Cells were resuscitated and cultured according to the experimental operation in the cytotoxicity experiment of MDLF on HEK 293 T cells. Cells were made into a cell suspension and cultured in 96 well plates. Cells were attached to the wall and then discarded. Further, 200 μL of deme medium containing 0.3 mmol/L H₂O₂ was added and cultured for 4 h to induce a cell oxidative damage model. After that, the medium was discarded again, the deme medium with concentration of 0–200 μg/mL MDLF was added to culture for 48 h, and then the OD value of each cell was measured at 494 nm according to the cytotoxicity experiment of MDLF on HEK 293 T cells and the inhibition effect of MDLF on oxidative damage induced by H₂O₂ in HEK 293 T cells was observed by calculating the survival rate of cells after oxidative damage prevention by each concentration of MDLF [22].

Morphological observation of cells

According to the effect of MDLF on the oxidative damage of HEK 293 T cells induced by hydrogen peroxide, the cells were cultured, induced oxidative damage and treated with MDLF for 48 h. The morphology of cells in each group was observed under the microscope (EVOS M7000, Thermo Fisher Scientific, New York, USA).

Observation of apoptosis by flow cytometry

According to the experimental operation of MDLF on oxidative damage induced by H₂O₂ in HEK 293 T cells, the cells were cultured and treated with MDLF for 48 h; then the cells were fixed, and apoptosis was detected by flow cytometry after staining (AccuriC6, BD Biosciences, San Jose, CA, USA) [23].
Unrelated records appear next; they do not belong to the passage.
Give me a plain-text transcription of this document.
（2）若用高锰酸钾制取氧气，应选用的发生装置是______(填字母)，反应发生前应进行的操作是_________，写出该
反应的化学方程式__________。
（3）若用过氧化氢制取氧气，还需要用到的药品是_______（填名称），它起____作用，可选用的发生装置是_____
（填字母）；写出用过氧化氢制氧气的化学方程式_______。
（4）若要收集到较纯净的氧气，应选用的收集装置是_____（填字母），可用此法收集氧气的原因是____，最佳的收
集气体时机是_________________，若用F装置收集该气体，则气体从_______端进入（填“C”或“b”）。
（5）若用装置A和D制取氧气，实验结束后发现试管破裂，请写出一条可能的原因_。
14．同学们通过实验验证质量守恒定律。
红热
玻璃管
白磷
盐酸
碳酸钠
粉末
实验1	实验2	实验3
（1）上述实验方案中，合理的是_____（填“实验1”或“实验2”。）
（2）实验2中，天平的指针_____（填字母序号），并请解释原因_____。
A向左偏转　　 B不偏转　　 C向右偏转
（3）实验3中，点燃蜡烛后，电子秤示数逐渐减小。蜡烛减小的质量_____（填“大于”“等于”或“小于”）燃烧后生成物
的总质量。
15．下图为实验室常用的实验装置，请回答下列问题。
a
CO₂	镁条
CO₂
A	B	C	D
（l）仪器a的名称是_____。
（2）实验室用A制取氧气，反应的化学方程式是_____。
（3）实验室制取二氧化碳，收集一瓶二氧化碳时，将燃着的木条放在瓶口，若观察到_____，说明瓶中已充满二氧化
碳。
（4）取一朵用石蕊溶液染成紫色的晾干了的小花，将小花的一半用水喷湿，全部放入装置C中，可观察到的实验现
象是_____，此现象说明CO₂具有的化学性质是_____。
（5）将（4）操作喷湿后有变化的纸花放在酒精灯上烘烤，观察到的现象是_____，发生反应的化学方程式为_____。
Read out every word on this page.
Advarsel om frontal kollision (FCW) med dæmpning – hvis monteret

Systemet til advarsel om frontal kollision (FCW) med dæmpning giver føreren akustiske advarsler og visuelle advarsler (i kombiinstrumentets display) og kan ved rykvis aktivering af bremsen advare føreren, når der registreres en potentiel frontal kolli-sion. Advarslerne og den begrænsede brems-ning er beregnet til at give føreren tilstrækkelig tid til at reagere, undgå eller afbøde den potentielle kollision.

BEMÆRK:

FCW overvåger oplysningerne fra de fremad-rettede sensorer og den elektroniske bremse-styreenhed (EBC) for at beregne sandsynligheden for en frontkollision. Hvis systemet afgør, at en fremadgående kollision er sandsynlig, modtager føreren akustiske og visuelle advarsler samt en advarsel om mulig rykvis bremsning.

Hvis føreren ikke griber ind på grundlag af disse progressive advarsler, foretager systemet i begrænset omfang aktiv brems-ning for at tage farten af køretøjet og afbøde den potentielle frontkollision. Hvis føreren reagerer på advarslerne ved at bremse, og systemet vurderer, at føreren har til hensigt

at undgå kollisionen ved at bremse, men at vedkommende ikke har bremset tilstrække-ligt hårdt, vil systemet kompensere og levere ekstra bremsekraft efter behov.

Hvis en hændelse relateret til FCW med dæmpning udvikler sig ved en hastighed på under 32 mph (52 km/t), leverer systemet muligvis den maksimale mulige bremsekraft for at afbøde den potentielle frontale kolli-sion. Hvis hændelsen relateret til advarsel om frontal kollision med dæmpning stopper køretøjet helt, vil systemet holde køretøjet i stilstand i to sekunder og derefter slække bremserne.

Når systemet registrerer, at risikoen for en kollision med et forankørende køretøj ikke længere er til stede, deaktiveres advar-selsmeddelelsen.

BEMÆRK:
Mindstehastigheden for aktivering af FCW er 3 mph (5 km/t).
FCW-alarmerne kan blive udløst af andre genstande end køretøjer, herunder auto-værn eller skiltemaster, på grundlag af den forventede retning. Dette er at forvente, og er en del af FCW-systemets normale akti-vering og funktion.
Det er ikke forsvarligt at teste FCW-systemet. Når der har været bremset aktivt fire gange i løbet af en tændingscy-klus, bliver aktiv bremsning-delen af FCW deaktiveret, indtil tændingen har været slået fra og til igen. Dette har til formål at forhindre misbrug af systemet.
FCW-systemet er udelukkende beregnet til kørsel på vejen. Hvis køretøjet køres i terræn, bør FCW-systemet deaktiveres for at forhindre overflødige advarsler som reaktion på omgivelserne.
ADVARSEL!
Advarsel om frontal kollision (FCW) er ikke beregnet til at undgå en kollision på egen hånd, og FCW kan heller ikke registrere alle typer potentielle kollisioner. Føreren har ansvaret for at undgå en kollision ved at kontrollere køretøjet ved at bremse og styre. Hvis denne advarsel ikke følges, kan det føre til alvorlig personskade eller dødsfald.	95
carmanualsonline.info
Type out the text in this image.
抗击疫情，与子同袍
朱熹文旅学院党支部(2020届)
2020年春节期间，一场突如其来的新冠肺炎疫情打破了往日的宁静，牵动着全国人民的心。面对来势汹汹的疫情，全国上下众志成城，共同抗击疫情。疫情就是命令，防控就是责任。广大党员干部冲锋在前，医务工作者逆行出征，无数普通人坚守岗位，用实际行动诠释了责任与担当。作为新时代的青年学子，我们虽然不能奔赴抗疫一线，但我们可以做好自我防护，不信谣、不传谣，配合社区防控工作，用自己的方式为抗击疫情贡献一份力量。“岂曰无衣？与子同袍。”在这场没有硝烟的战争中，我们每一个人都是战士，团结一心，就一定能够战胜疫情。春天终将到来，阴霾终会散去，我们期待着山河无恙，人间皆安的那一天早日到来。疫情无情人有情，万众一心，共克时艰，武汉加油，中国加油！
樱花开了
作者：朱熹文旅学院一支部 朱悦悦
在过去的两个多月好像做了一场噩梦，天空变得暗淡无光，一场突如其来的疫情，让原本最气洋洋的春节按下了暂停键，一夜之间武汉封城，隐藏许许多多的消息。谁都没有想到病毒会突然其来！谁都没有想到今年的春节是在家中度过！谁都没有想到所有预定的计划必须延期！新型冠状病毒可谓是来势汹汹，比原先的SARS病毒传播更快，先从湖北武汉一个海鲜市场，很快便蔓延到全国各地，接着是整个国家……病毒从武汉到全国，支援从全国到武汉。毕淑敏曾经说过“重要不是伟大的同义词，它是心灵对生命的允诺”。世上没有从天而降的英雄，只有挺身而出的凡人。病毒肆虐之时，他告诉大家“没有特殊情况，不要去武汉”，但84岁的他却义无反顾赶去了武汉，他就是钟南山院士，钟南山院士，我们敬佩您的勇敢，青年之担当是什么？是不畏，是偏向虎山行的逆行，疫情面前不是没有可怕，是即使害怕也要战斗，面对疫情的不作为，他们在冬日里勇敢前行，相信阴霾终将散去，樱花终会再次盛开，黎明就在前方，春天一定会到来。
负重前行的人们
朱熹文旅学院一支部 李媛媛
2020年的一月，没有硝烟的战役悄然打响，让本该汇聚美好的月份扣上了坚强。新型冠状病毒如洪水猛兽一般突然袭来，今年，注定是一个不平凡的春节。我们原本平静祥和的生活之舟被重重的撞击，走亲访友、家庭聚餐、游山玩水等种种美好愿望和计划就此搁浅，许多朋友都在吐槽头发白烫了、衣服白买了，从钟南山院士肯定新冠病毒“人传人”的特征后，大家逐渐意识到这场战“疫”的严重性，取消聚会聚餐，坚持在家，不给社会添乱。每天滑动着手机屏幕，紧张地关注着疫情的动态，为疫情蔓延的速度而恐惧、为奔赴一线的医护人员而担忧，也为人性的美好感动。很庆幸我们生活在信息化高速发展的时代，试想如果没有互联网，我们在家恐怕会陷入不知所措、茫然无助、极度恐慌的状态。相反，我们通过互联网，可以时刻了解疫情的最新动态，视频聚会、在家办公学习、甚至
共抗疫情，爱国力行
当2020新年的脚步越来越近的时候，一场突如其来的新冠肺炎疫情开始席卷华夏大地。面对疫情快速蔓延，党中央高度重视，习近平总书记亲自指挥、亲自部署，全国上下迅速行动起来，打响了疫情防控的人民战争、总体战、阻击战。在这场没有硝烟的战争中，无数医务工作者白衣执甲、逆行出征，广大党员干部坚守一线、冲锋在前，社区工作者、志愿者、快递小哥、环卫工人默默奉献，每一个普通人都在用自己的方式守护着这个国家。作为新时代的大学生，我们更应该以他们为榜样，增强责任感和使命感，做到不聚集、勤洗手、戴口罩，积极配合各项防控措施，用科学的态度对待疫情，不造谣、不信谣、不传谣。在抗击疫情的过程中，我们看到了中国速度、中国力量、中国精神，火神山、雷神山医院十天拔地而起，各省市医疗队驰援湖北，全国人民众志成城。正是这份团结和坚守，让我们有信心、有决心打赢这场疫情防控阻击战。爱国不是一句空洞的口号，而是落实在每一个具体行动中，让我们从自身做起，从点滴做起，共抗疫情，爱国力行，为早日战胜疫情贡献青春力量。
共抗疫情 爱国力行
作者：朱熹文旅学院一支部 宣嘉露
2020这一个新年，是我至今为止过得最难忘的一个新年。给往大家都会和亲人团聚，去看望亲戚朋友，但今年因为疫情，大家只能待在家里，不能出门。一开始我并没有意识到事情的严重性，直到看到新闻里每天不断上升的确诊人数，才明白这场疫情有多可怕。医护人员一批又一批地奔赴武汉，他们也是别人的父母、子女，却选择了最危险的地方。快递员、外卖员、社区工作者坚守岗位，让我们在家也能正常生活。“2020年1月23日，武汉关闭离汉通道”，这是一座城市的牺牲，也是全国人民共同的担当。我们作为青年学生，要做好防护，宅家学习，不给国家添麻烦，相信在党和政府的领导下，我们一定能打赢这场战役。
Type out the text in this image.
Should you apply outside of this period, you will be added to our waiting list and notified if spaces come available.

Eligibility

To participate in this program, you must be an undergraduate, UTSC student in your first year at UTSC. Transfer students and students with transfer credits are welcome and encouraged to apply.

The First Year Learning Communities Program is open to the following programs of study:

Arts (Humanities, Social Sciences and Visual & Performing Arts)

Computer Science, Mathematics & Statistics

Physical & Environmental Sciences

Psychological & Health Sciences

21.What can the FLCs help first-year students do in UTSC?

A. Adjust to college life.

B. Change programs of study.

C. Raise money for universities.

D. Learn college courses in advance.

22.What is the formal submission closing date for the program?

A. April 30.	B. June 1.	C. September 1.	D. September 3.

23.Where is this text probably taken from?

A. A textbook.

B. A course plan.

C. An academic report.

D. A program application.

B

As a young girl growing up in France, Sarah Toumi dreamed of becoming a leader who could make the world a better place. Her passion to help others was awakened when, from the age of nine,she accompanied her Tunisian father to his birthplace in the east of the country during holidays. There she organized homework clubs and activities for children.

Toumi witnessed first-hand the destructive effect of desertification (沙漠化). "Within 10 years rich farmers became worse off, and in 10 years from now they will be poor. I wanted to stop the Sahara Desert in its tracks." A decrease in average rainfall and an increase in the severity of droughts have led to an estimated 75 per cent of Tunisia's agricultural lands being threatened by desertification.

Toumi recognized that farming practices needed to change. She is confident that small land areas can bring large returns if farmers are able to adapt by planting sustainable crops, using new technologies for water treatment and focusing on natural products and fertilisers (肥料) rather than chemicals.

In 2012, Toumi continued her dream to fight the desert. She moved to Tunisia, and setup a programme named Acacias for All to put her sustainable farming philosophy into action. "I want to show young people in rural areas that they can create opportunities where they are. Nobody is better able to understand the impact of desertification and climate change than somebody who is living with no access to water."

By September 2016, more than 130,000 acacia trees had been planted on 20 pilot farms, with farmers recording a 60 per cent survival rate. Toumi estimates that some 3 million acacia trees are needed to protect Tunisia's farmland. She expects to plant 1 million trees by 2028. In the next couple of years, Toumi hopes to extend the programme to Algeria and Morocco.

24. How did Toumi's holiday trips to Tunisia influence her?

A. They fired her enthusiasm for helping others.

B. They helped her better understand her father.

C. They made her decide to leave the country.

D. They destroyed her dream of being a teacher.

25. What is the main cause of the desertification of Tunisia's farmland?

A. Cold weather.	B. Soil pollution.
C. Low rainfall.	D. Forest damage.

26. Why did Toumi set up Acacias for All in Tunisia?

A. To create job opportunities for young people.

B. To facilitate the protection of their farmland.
Determination of MDA, SOD, GSH, GSH PX, and CAT levels in HEK 293 T cells

According to the experimental operation of MDLF on oxidative damage induced by H₂O₂ in HEK 293 T cells, the cells were cultured and treated with MDLF for 48 h. Then the MDA, SOD, GSH, GSH-Px, and CAT levels in cells of each group were measured according to the kit instructions (Nanjing Jiancheng Bioengineering Institute, Nanjing City, China) [24].

qPCR method

In the experiment of oxidative damage induced by H₂O₂ in HEK 293 T cells by MDLF, cells in each group were used to extract total RNA of cells by Trizol reagent (Solarbio Life Sciences). Further, 1 μL of oligo (DT) 18 primer (500 ng/μL, Solarbio Life Sciences) and 1.0 μL of total RNA (1.0 μg/μL) were added to 10.0 μL of nuclease free water and heated in PCR for 5 min (65 °C). Then, 4.0 μL of 5 × reaction buffer, 1.0 μL of ribolock RNase inhibitor (20 U), 2.0 μL of 10 mM dNTP mix, and 1.0 μL of reversible reverse transcription (200 U/μL) were added to the above reaction system solution for cDNA transcription (60 min at 42 °C, 5 min at 70 °C). Then, 1 μL 10.0 μM upstream primer and 1 μL 10.0 μM downstream primer (Table 1, Thermo Fisher Scientific) and 7.0 μL sterile double distilled water were added to the 1.0 μL reaction fluid for amplification. The reaction conditions were 95 °C denaturation for 3 min, 60 °C annealing for 30 s, and 95 °C extension for 1 s. The relative expression intensity of each gene to be tested and the control cell (hydrogen peroxide induced oxidative damage cell) was calculated by the 2^-∆∆Ct method through the measured CT value [24].

Main components of MDLF in high-performance liquid chromatography (HPLC)

MDLF was dissolved in DMSO to prepare a sample solution with a concentration of 10 mg/ml; then it was diluted with 50% methanol to prepare a solution to be tested with a concentration of 2 mg/mL and the solution to be tested was filtered by a 0.22 μm organic filter membrane and tested on the machine. The detection conditions were chromatographic column: Thermo Scientific Accucore C18 (4.6 mm × 150 mm, 2.6 μm), gradient elution mobile phase C was acetonitrile; mobile phase B was 0.5% glacial acetic acid aqueous solution; flow rate was 0.5 mL/min, column temperature was 35 °C; detection wavelength was 360 nm; and injection volume was 10 μL. Then the content of MDLF was calculated by the external standard peak area method according to the HPLC method (UltiMate3000 HPLC System, Thermo Fisher Scientific), and the formula was as follows: \( {M}_x={C}_{r\times}\frac{A_x}{A_r}\times C \) M_C=C₁ × A₁ × C÷A_R.

Where: Mc is the content of flavonoids in the sample, mg/g; C1 is the concentration of the standard, mg/ml; Ar is the peak area of the standard; A1 is the peak area of the sample; C is the concentration of the original solution of the sample, 0.0025 g/mL.

Data processing

All experiments were carried out three times in parallel. The mean ± standard deviation (SD) was used to express the results. SAS9.1 statistical software was used to analyze the significant differences between groups of data at the level of P < 0.05. The analysis method was Duncan’s multiple range test single factor analysis of variance (ANOVA).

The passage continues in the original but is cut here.